Son bir yıldır bizi bekleyen geleceğin ticaretine, “yeni nesil ticaret” adını veriyorum. Bu kavram, gri alanda yaşadığımız bugünlerden geleceği tarif etmek için bir ara kavram…

Konvansiyonel ticaret ile e-ticaretin birleştiği bir dünyayı bu şekilde ifade etmenin doğru olacağını düşünüyorum.

Bu yaklaşımı, “fiziksel” ile “dijital” kelimelerinin birleşiminden oluşan “Fijital” kelimesi ile anlatmaya çalışanlar da var.
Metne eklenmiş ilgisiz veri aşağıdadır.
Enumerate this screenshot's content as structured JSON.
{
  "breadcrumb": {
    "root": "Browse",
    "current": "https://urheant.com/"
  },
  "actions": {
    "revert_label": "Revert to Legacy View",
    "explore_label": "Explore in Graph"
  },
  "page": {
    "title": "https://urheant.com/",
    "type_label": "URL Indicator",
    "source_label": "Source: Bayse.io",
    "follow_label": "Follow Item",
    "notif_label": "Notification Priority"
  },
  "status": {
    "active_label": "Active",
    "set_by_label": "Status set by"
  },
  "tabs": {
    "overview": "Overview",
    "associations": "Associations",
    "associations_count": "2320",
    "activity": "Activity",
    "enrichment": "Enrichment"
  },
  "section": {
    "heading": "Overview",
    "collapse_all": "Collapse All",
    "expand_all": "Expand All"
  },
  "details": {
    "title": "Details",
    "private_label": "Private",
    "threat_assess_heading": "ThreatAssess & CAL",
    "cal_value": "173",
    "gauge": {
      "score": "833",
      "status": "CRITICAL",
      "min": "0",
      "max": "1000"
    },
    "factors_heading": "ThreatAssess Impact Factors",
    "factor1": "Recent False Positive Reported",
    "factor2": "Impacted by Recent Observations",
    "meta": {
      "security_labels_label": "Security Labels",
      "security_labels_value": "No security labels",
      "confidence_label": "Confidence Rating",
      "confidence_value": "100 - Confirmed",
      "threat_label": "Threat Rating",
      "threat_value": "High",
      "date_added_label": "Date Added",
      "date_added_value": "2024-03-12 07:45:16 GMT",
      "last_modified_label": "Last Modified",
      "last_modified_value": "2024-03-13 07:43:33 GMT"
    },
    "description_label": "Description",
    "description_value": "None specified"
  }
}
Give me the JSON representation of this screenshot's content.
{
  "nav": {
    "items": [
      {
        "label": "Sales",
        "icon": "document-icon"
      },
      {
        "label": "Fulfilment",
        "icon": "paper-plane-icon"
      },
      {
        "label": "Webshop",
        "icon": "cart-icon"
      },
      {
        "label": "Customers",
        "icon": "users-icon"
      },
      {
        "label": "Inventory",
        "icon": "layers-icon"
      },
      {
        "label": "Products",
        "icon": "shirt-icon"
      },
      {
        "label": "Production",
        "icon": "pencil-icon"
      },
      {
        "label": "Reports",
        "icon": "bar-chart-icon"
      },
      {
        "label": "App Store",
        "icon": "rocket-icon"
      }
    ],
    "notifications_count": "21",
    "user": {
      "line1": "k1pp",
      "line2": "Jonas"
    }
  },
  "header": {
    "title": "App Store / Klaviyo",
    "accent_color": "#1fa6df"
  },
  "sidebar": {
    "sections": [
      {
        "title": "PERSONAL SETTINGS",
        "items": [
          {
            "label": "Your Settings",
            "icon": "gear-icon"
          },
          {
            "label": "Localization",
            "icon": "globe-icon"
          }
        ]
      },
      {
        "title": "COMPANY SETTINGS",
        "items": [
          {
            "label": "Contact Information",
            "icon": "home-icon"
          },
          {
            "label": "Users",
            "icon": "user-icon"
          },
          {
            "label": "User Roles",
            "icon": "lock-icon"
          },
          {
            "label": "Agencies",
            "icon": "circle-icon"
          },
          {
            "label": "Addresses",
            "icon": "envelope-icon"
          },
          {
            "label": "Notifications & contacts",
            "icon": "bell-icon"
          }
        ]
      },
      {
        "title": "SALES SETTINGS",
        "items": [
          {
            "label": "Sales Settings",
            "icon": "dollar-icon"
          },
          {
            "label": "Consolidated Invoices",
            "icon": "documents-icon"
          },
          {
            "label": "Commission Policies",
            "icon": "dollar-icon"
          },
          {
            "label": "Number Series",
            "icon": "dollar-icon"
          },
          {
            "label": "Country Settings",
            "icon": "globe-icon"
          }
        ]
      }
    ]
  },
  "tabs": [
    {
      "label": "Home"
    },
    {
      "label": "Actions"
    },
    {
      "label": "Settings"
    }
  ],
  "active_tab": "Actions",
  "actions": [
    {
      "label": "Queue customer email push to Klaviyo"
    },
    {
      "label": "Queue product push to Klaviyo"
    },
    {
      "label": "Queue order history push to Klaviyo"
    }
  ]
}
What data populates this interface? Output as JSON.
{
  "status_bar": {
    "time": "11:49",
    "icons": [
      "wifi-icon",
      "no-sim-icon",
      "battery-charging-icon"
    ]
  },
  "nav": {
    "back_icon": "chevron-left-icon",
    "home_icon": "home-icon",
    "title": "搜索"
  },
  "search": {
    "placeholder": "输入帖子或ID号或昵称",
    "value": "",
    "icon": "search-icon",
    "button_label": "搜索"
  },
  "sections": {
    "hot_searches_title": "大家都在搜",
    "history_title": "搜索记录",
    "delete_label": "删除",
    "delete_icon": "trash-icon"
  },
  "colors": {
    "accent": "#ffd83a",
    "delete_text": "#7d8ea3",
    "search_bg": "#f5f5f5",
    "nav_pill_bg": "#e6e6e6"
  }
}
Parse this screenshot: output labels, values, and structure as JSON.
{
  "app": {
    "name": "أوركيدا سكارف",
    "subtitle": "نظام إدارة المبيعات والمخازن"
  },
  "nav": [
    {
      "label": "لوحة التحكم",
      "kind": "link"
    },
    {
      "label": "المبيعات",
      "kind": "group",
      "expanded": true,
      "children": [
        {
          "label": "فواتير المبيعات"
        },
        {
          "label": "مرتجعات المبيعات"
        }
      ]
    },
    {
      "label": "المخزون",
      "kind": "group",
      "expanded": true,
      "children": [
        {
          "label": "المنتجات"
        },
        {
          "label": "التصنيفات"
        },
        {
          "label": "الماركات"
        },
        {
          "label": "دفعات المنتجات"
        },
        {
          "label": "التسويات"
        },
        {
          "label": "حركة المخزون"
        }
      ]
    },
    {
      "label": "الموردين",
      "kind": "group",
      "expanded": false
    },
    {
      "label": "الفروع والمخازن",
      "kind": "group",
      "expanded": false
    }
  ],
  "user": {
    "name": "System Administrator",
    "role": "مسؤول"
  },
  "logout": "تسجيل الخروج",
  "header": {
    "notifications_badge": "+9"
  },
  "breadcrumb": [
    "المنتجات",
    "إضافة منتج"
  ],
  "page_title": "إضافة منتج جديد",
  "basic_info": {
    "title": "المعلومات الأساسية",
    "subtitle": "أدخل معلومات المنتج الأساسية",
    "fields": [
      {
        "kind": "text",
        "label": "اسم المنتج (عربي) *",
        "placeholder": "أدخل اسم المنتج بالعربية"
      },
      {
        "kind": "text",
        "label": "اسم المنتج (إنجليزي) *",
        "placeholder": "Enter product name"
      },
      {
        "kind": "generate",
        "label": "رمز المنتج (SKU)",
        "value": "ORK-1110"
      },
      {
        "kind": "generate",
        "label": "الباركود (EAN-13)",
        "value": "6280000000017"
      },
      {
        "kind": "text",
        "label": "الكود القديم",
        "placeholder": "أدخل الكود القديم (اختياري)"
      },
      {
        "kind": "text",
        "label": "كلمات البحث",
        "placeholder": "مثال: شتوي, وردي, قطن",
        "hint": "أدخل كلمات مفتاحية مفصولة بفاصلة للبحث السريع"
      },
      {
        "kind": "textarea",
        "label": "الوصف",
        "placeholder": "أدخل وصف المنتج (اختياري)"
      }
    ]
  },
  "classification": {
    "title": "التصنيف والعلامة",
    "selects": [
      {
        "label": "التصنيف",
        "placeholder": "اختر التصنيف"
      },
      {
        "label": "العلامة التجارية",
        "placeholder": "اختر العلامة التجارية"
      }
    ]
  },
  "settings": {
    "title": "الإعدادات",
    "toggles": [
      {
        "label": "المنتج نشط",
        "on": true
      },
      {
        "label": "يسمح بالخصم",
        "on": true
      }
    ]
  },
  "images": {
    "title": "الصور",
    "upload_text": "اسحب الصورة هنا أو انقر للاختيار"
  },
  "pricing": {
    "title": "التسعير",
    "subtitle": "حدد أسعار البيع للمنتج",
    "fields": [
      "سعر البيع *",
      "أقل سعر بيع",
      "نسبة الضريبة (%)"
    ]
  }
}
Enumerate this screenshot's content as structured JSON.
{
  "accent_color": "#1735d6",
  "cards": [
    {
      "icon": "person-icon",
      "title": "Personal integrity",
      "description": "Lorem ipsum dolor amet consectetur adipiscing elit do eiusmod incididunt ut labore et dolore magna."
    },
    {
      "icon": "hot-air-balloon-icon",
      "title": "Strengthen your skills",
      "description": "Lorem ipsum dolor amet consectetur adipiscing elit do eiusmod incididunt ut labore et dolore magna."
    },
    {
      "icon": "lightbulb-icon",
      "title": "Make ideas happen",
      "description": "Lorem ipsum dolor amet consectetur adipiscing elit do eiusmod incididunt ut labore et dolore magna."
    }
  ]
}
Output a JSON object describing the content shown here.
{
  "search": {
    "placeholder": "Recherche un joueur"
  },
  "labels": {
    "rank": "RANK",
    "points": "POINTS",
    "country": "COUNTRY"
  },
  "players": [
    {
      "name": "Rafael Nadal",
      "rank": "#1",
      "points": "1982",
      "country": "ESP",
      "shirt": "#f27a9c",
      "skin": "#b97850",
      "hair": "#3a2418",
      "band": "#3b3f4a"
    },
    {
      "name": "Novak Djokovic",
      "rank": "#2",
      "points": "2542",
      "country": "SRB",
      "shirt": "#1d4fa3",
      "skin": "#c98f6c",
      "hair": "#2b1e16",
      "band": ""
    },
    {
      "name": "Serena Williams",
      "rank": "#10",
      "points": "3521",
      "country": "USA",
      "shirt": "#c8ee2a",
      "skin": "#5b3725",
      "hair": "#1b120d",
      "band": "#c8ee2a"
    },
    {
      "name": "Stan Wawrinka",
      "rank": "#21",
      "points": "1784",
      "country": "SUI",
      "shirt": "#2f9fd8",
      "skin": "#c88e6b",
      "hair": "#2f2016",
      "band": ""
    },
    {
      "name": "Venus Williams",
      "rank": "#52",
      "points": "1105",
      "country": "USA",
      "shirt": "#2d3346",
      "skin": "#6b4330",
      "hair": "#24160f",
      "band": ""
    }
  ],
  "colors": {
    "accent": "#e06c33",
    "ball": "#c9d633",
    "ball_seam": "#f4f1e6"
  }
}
Bu dünyayı daha iyi tarif edebilmek için, Turkcell’in Nisan ayında yayımladığı bir yayınında yer verdiği, Türkiye ile ilgili rakamlara başvuracağım;

  • Türkiye’de 2020 yılı itibariyle 150 Milyon nesne birbirine bağlanacak.
  • 56 Milyon akıllı telefon, 15 Milyon tablet, 16 Milyon tüketici elektroniği cihazı, 12 Milyon PC bağlantıya açık olacak.
  • 9 Milyon binanın güvenlik sistemi, 14 milyon sayaç, vb. cihaz, 5 Milyon beyaz eşya, 9 Milyon araç, otomobil, vb. cihazlar birbiriyle ve diğer cihazlarla konuşmaya başlayacak.
  • 2 Milyon giyilebilir teknoloji ekipmanı, 3 Milyon ödeme sistemi cihazı ticarette bilgi alışverişinde bulunacak.
  • 4 Milyon kişi takip sistemi kullanacak.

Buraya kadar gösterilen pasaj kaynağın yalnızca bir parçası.